Coleman also wrote, “No office is closing.” On Monday, however, we spoke to the director of business development at a company called Motor City Computer who said that his company had recently been hired to clear GlobalHue’s Detroit-area location of all computers and related electronics in addition to wiping hard drives. He told us that his company completed the work for which it was contracted but that it has not been paid by the agency despite repeated queries. Todd Palmer then said that he had recently begun to post comments on the agency’s Facebook page after he did not receive any response to emails and voicemails regarding the allegedly unpaid bills.
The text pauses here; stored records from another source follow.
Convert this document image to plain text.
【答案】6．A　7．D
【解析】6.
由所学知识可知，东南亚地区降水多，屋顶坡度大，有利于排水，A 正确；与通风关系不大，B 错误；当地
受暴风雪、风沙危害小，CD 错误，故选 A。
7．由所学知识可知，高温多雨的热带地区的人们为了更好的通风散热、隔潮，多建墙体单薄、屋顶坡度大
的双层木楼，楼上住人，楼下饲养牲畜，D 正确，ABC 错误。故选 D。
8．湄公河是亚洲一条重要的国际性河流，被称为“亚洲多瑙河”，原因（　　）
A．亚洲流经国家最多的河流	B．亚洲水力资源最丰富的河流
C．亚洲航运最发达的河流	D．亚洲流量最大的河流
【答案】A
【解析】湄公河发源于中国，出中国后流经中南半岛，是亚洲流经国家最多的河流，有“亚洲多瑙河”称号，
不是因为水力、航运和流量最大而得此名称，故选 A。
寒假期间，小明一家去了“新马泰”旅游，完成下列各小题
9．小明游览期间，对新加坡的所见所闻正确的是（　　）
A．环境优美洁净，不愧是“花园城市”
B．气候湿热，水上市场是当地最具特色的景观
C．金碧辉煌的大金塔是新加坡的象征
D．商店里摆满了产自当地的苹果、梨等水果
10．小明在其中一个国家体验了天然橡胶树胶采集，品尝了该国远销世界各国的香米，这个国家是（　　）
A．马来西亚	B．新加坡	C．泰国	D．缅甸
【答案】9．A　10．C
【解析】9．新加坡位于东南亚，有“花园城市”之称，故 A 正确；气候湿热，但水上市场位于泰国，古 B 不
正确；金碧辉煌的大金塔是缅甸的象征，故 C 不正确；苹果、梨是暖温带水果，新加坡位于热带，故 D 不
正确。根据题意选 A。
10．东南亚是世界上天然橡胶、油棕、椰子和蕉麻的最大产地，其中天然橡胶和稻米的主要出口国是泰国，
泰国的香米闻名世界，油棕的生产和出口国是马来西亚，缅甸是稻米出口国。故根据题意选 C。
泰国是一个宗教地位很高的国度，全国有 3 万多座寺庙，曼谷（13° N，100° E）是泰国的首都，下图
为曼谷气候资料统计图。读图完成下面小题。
The agency has worked with clients such as Verizon, MGM Grand Detroit and the Bermuda Department of Tourism. Its best-known work in recent years was a 2014 Super Bowl campaign for Jeep starring Bob Dylan, and an article that appeared Crain’s Detroit Business the following week called the campaign “a step to general accounts.

In March 2015, a FIAT Chrysler spokesperson confirmed that the company had parted ways with the shop, which had been creative AOR on the Jeep brand for more than five years. That statement came several days after an agency spokesperson confirmed that the organization would move its headquarters from Southfield to Manhattan with the Detroit-area location serving as “a smaller satellite office.” Former EVP/chief creative officer and DDB Chicago veteran Vida Cornelious then went to Walton Isaacson, and Chrysler eventually sent the Jeep business to DDB Chicago after telling us that it did not plan to name a new agency of record for the brand.

GlobalHue’s LinkedIn page currently lists its total employee count as 200-500, but multiple sources have independently told us that the number of staffers remaining in New York is approximately 15-20. We also hear, again from individuals who reached out to us individually rather than using the anonymous tip box, that employees have been told not to come into the office in recent weeks. Two sources claim that the only recent exception to that rule involved a day on which team members were told to be present when a Walmart representative visited the New York location.

Regarding Coleman’s note about a banking dispute, a former freelance creative director tells us that the CEO has been making similar statements to current and former employees since January. This CD claims that he began working for the agency last October but has not been paid for his work since mid-January, and he also says that agency representatives no longer respond to any related queries after initially reassuring him that he would eventually be paid. Today he forwarded us an auto-reply that he received on May 18 from former director of finance Christopher Christie. It read, “I no longer work at GlobalHue. Please direct all HR, payroll and benefit questions to [other executives].”

GlobalHue has also recently experienced some changes in its client lineup. In May, a spokesperson for U.S. Bank confirmed that the company had ended its relationship with the organization, which won its multicultural AOR account in late 2013.

“I am very appreciative of my employees who have remained loyal to the agency during this time of disruption,” Coleman wrote yesterday. “And we will be back to normal very soon.”